Länder bekommen Versicherungssteuer, Bund bekommt Kfz-Steuer
Steuertausch-Pläne kommen voran

Mit dem Tausch von Versicherungs- und Kfz-Steuer wird der Weg frei für eine spätere Abschaffung der Kfz-Steuer. Ein Problem war bisher ein geeigneter Verteilungsschlüssel für die Aufteilung der Versicherungssteuer unter den Ländern - doch das scheint nun ausgeräumt.

HB BERLIN. Die Länder machen mit der angestrebten Neuordnung der Steuerverwaltung von Bund und Ländern ernst. Die Finanzminister sprachen sich am Donnerstag parteiübergreifend mehrheitlich für einen kompletten Tausch der Kfz- und Versicherungssteuer zwischen Bund und Ländern aus. Bisher stehen die Einnahmen aus der Versicherungssteuer dem Bund zu, die Länder erhalten die Kfz-Steuer. Künftig soll es umgekehrt sein. Bei einem Tausch beider Steuerarten wäre der Weg frei für eine spätere Abschaffung der Kfz-Steuer.

Der Finanzminister von Baden-Württemberg, Gerhard Stratthaus (CDU), begrüßte die Entscheidung der Finanzministerkonferenz. „Es ist eine deutliche Mehrheit zustande gekommen“, sagte Stratthaus, der zusammen mit seinem Amtskollegen aus Schleswig-Holstein, Ralf Stegner (SPD), für die Länder mit dem Bund über den Tausch verhandelte.

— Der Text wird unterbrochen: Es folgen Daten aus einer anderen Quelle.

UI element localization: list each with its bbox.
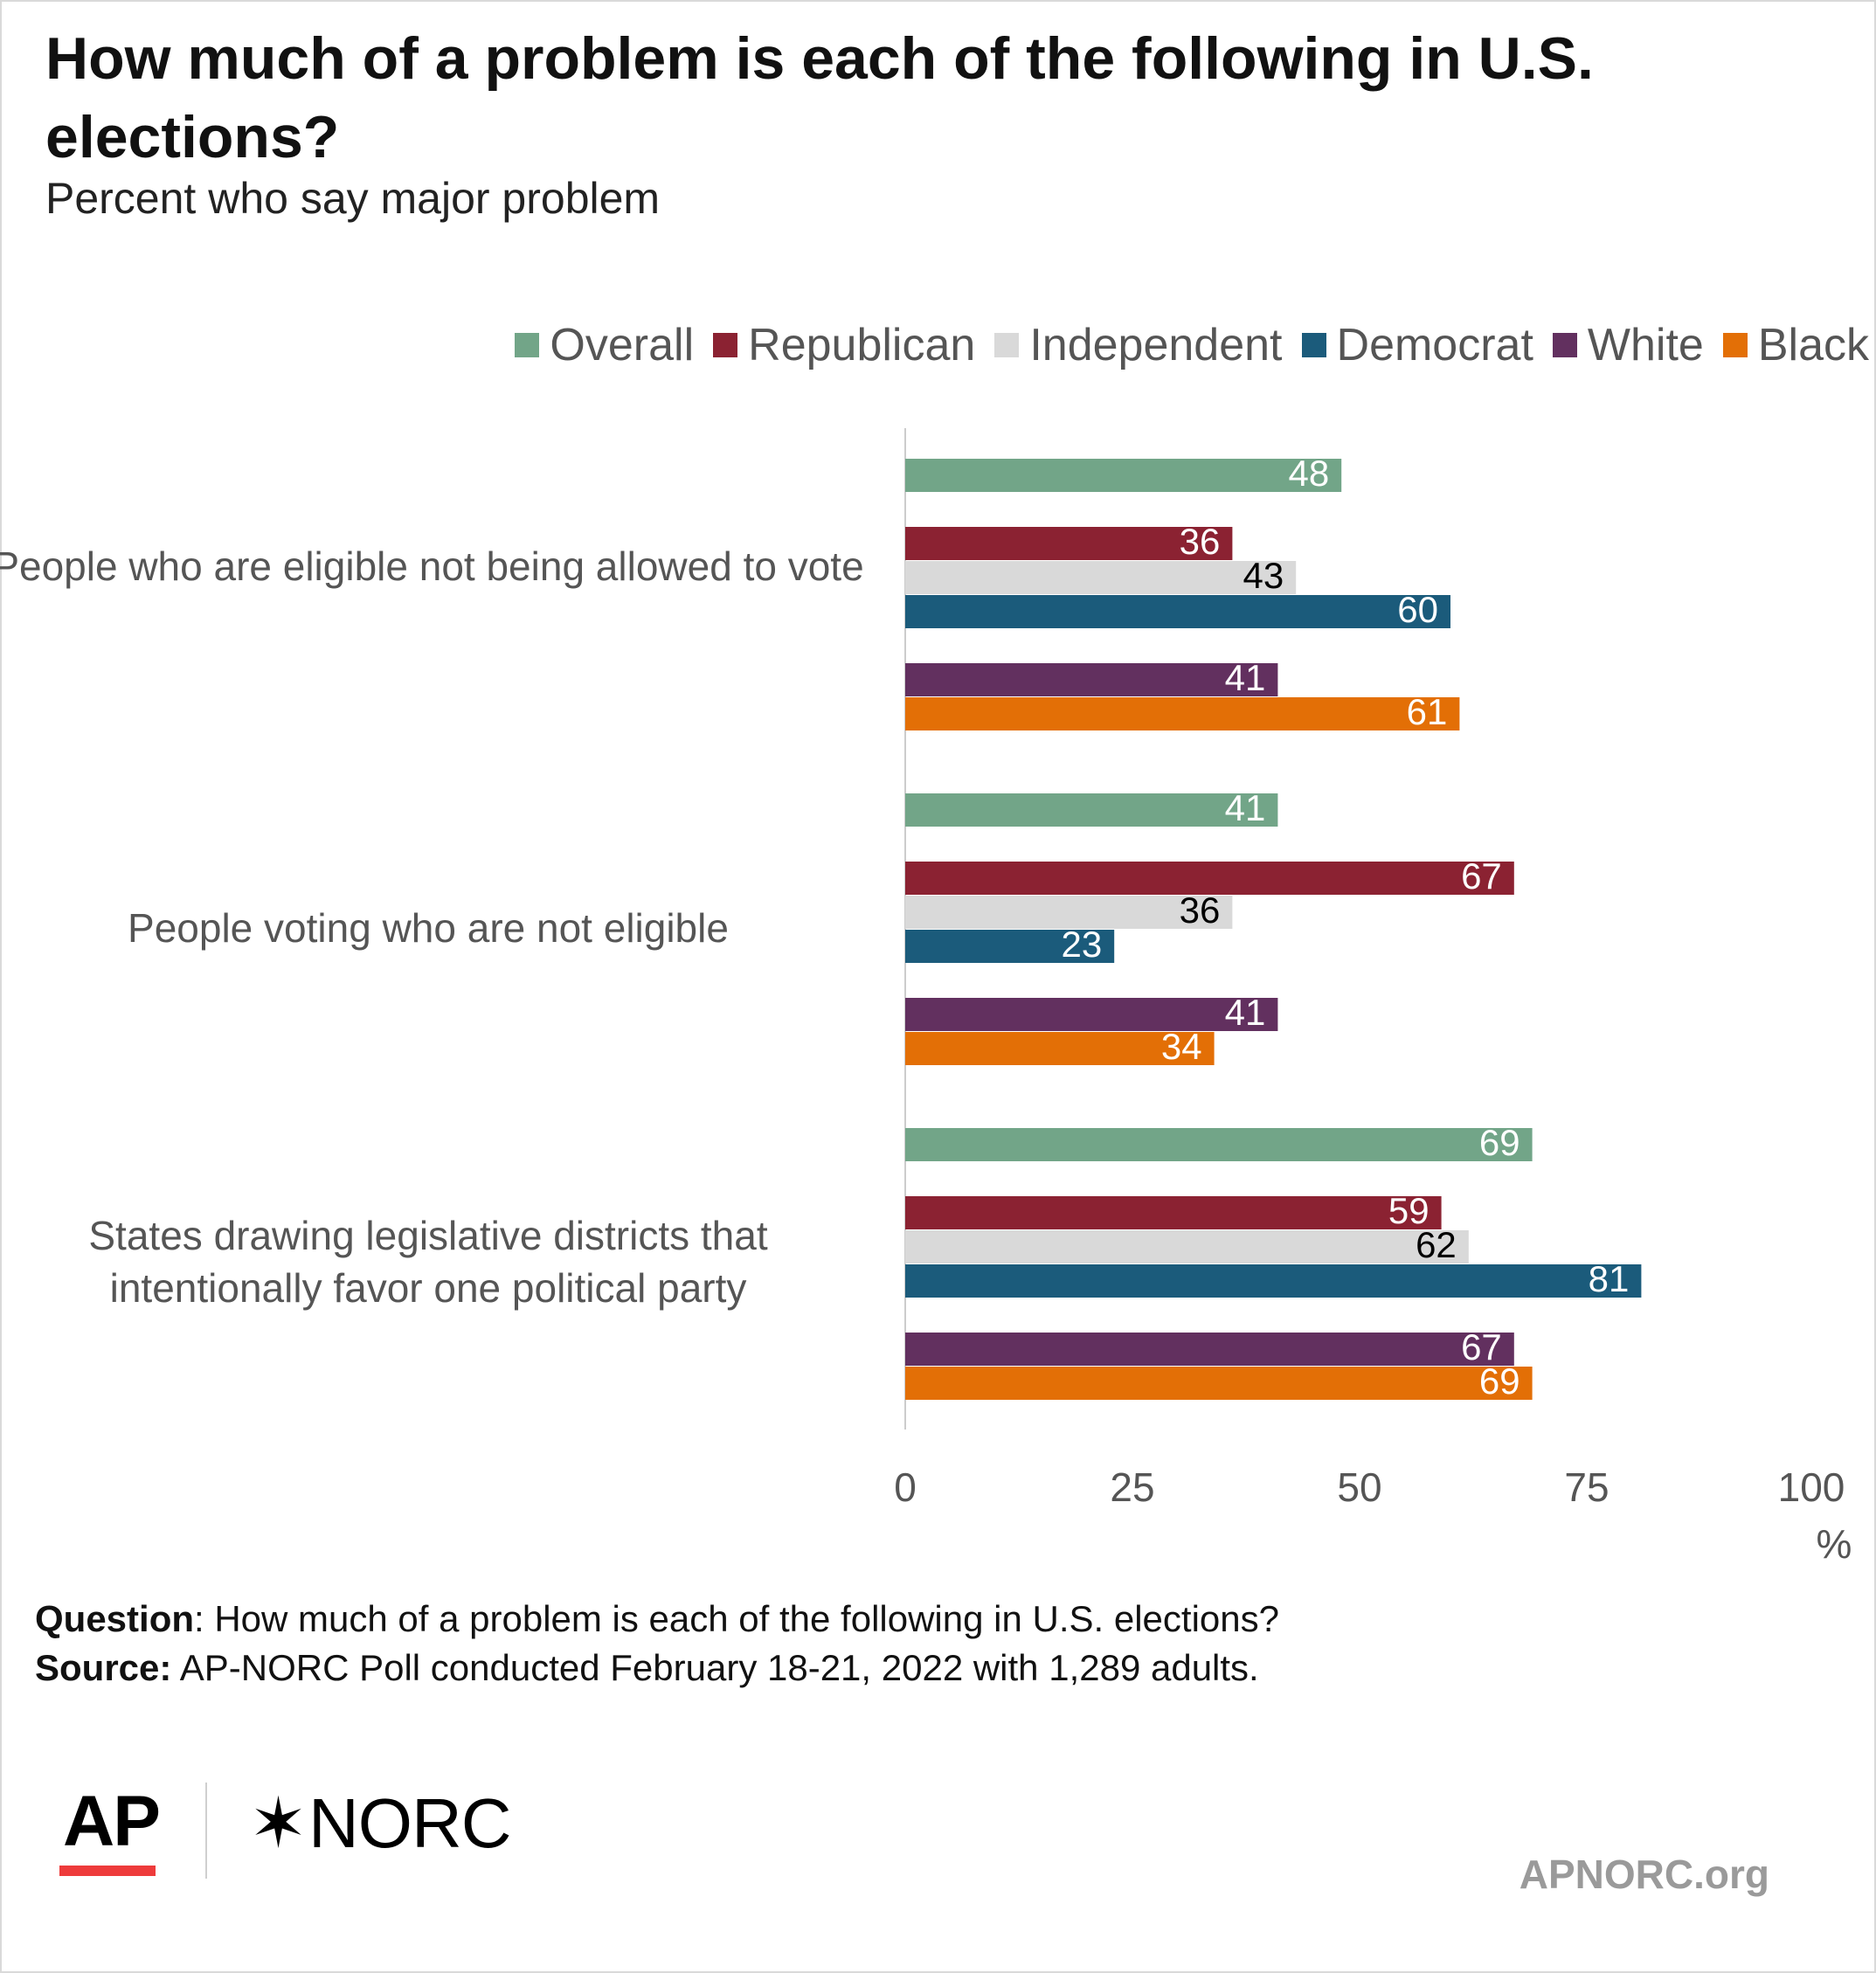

Ein Problem war bisher ein geeigneter Verteilungsschlüssel für die Aufteilung der Versicherungssteuer unter den Ländern. Viele große Versicherer haben ihren Sitz in Bayern und Nordrhein-Westfalen und zahlen dort Steuern. Nach dem Willen der Länder sollen Einnahmen nun entsprechend der Wirtschaftskraft (Bruttowertschöpfung), des Kfz- Bestandes und der Einwohner der Länder aufgeteilt werden.

Die Länder forderten den Angaben zufolge zugleich eine gesetzliche Aufkommensgarantie. Diese soll sich am prognostizierten Aufkommen der Versicherungssteuer messen. Verrechnungen mit anderen Steuerarten sollen ausgeschlossen werden. Die Aufkommensgarantie soll 15 Jahre lang gelten und damit solange wie der Länderfinanzausgleich.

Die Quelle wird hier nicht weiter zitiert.